La HAS décrit les modalités de dépistage, et une fois l'hépatite diagnostiquée, le bilan à réaliser: la recherche de comorbidités (co-infections, surpoids, insuffisance rénale, consommation d'alcool), le bilan sanguin.
Afin d'écarter toute maladie hépatique sévère qui nécessite une prise en charge spécialisée, il est préconisé de réaliser: un Fibrostest*, un Fibromètre* ou un Fibroscan*. La fiche mémo donne, pour chacun, la valeur prédictive négative de fibrose hépatique sévère supérieure à 95%, a expliqué Victor de Lédinghen, membre de l'Afef, contacté lundi par APMnews.
En cas de co-infection par le VIH, le VHB, d'insuffisance rénale sévère et de comorbidité mal contrôlées, une prise en charge spécialisée est préconisée.
Sinon, c'est une prise en charge simplifiée qui peut être dispensée par tout médecin.
La recherche de génotype du VHC n'est pas nécessaire dans le cadre de cette prise en charge simplifiée.
Après avoir recherché d'éventuelles interactions médicamenteuses et enquêté sur le recours à l'automédication et aux produits de "médecine naturelle" (compléments alimentaires, millepertuis, etc.), les médecins disposent de deux options thérapeutiques: 12 semaines d'Epclusa* ou 8 semaines de Maviret*.
La HAS souligne qu'il est indispensable de quantifier l'ARN du VHC 12 semaines après l'arrêt du traitement. S'il est indétectable, le patient est considéré comme guéri, dans le cas contraire il doit être réorienté.

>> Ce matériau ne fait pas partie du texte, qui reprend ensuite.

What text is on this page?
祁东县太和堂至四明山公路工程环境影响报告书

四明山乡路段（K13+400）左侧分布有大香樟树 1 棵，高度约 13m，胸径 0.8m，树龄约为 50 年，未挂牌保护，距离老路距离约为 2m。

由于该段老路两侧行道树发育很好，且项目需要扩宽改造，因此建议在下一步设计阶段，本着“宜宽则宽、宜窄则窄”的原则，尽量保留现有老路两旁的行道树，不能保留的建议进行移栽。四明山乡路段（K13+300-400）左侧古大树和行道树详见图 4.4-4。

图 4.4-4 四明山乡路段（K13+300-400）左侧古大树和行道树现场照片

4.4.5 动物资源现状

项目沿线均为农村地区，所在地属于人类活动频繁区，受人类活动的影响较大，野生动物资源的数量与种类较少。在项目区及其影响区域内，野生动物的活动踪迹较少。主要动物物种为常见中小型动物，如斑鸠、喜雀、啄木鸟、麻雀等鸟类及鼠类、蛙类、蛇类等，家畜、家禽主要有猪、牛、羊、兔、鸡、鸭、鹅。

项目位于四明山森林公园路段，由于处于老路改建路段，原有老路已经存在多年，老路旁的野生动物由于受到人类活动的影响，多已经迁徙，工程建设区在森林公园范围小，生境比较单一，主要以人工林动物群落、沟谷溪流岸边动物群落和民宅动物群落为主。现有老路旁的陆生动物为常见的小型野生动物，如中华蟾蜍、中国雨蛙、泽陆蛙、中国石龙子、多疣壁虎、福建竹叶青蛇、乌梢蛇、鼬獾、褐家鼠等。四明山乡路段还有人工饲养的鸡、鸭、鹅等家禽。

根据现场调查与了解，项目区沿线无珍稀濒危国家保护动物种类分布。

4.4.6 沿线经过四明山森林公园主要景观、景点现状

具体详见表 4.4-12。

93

Jusqu'à présent, la prescription de Maviret* et Epclusa* était réservée aux hépato-gastro-entérologues, aux internistes et aux infectiologues, note-t-on. Leur délivrance, qui était exclusivement hospitalière a été élargie aux officines en mars 2018 (cf dépêche du 08/03/2018 à 11:37 et dépêche du 29/03/2018 à 12:52).
Dans un communiqué diffusé lundi, le ministère de la santé affirme que la prescription de ces deux médicaments "est ouverte aujourd'hui à l’ensemble des médecins, et notamment aux médecins généralistes".